Malay Skunk Badger (Mydaus javanensis)
Deze soort is algemeen bekend als de das en was enige tijd ingedeeld in de familie Mustelidae, maar wordt nu in de Mephitidae geplaatst, wat overeenkomt met een soort stinkdier. De kleur is zwart of zwartbruin met witte tinten die zich uitstrekken van de kop tot de staart, soms niet regelmatig. Het heeft meer overvloedige vacht op de rug dan op het ventrale gebied. Het gewicht varieert van 1,4 tot 3,6 kg, terwijl de lengte van 97 tot 51 cm. Net als die van zijn groep heeft hij een goed ontwikkelde anale reukklier
Het is inheems in Indonesië en Maleisië, waar het groeit in zowel primaire als secundaire bossen en aangrenzende plantenformaties. Ze hebben een omnivoor dieet en voeden zich met wormen, insecten, eieren, aas en planten. Het bevindt zich in de IUCN-categorie van de minste zorg.

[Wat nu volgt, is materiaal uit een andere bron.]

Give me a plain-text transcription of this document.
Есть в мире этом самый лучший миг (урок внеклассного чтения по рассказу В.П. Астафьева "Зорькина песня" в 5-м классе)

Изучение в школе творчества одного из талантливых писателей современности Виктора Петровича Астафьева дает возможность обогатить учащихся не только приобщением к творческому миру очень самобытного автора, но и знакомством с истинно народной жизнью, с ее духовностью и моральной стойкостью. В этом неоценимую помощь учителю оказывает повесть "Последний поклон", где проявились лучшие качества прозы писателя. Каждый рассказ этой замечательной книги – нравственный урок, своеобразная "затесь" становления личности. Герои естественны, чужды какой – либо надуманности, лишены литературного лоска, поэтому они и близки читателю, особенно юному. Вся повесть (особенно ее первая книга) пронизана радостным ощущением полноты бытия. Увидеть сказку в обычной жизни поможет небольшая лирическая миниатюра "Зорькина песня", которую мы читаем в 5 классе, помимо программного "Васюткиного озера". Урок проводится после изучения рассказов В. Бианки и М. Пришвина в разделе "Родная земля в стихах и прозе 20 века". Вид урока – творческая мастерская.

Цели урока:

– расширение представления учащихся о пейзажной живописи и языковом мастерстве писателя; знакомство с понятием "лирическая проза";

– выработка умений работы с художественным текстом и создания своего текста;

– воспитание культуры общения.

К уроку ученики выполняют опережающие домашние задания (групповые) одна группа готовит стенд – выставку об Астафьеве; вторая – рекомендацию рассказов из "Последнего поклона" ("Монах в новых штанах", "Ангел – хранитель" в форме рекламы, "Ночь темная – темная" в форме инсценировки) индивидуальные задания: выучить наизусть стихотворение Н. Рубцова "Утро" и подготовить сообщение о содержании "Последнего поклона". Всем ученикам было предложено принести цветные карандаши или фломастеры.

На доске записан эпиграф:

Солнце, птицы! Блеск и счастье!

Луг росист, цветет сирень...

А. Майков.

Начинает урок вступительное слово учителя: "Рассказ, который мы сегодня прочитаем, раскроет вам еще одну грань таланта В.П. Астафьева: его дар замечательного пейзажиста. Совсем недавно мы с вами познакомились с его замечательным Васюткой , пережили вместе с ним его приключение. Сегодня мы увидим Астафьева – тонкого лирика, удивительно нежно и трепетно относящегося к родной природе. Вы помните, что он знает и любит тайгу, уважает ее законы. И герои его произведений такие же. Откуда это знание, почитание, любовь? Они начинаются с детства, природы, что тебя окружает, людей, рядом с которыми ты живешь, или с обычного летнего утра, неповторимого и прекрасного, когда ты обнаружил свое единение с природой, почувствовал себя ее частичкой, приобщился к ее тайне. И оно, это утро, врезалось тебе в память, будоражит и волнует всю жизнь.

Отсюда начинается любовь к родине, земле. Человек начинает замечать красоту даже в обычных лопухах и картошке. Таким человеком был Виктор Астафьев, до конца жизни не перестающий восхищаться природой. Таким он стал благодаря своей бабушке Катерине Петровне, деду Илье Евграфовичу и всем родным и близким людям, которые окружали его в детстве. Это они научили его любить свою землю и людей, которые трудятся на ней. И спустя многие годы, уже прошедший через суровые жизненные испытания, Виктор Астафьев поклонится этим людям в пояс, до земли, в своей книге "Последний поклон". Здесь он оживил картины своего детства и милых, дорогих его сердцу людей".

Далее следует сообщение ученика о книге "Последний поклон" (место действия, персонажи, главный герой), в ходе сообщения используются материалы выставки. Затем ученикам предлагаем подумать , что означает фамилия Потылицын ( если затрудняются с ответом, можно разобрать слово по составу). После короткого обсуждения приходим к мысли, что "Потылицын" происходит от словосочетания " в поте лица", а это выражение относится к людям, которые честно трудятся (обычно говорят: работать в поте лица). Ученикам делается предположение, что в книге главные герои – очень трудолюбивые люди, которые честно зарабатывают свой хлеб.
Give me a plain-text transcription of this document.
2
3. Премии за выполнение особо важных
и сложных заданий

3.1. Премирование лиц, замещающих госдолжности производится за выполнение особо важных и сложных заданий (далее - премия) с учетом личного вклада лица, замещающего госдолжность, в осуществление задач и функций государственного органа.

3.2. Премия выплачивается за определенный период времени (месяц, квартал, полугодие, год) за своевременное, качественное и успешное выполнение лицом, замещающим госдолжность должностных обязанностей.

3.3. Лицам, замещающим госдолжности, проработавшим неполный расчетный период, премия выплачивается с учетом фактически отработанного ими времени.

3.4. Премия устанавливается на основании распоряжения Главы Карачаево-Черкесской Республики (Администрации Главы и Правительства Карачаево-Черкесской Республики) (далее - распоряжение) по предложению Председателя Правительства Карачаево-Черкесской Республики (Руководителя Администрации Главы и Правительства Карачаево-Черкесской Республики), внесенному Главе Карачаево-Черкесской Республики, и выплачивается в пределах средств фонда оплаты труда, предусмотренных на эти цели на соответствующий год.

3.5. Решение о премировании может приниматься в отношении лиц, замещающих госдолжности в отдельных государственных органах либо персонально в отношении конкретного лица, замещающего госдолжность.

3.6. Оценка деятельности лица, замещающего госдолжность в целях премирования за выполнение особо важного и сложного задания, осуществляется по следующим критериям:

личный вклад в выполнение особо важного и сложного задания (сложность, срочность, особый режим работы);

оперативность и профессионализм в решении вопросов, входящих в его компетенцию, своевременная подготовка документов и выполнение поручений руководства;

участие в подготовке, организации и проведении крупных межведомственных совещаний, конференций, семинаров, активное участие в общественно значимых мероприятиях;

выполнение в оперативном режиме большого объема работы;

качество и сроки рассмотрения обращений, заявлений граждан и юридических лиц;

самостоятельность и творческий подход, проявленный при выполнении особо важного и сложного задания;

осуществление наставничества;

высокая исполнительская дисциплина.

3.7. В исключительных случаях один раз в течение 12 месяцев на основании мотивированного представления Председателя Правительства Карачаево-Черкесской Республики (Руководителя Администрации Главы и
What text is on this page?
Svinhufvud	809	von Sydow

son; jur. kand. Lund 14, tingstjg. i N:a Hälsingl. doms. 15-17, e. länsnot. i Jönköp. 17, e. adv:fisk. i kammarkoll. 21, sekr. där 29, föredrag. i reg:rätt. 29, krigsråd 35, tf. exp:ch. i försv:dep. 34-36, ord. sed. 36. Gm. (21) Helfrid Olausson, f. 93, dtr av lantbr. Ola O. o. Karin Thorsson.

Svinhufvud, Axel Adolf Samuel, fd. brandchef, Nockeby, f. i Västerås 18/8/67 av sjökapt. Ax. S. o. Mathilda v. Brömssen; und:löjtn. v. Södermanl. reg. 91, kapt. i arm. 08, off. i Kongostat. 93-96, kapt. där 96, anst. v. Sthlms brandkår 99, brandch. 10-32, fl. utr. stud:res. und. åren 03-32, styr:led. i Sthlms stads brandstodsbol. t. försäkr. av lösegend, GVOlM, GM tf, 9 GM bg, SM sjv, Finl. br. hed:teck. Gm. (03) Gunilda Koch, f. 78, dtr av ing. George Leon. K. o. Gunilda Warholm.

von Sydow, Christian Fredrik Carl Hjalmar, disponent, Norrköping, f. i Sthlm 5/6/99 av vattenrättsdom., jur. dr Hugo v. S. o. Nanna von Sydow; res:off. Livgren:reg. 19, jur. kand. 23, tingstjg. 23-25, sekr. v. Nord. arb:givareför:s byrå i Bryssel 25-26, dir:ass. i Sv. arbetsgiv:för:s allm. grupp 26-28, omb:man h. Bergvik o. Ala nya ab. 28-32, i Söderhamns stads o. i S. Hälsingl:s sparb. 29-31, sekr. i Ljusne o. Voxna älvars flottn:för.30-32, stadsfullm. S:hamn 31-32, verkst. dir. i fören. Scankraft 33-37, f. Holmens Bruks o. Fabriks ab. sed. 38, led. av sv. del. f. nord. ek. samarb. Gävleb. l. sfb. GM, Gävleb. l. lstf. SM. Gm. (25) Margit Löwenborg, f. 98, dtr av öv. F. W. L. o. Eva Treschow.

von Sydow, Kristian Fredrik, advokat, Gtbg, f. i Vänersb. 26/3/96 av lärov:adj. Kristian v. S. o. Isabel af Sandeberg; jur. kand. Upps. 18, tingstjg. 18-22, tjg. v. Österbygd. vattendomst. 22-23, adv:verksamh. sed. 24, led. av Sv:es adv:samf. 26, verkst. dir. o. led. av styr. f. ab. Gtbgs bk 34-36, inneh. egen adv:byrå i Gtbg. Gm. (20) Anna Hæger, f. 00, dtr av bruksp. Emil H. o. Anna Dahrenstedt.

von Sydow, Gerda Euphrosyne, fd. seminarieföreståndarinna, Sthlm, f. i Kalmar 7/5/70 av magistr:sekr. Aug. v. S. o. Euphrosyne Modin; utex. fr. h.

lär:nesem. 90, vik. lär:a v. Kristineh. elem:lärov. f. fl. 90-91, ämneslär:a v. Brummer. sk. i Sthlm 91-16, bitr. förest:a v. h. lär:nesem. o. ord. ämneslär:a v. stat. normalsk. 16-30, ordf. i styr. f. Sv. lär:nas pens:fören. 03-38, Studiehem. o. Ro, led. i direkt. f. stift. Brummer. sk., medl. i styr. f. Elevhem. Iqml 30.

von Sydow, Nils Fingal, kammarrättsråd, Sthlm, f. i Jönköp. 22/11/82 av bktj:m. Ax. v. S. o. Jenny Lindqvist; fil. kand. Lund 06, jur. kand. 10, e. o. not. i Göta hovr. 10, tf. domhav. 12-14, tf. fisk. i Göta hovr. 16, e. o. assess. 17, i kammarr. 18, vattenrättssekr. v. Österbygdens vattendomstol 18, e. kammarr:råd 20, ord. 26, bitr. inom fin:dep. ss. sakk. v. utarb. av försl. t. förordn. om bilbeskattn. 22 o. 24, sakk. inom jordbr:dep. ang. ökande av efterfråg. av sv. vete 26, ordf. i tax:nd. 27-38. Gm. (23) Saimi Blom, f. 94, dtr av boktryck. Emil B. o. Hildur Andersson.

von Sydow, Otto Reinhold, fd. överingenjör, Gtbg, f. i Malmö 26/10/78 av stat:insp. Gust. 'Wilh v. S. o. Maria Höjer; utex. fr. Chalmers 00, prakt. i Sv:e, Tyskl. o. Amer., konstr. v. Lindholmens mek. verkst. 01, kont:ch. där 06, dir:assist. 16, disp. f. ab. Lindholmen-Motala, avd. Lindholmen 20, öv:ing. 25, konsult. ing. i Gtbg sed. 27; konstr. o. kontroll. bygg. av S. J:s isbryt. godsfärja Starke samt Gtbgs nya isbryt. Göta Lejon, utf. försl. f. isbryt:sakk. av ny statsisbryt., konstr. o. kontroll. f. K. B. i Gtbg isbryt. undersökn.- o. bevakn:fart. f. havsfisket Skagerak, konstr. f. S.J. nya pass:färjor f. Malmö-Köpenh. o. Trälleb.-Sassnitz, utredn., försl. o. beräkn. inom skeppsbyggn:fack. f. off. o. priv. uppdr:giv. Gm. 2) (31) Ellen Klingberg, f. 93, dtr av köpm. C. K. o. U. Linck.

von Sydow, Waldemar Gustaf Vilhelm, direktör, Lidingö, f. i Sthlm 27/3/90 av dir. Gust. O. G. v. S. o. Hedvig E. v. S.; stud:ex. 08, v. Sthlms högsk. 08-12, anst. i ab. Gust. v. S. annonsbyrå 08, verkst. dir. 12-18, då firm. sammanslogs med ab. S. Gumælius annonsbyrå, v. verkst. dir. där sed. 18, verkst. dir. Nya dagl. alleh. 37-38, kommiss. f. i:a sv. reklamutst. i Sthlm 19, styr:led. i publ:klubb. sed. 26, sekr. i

Palawan Skunk Badger (Mydaus marchei)
Deze soort had ook een andere taxonomische classificatie, zoals in het vorige geval, en is recentelijk in de familie Mephitidae geplaatst Daarom, zoals bij de vorige soort, wordt momenteel taxonomisch gezien niet meer als een soort das beschouwd, maar als een soort stinkdier of stinkdier. De grootte varieert van 32 tot 46 cm, met een gemiddeld gewicht van 2,5 kg. Het heeft sterke ledematen en klauwen die zijn aangepast om te graven. De vacht is meestal donkerbruin met een lichtgele vlek op het hoofd die zich uitstrekt tot aan de schouders. Als het gestoord wordt, scheidt het een stinkende substantie uit via zijn anaalklieren.
Deze soort is inheems in de Filippijnen, met als habitat primaire en secundaire bossen, graslanden en tussenliggende gebieden; het is ook gezien aan de randen van mangroven en beekjes. Het voedt zich voornamelijk met zowel wormen als geleedpotigen. Het wordt als de minste zorg beschouwd.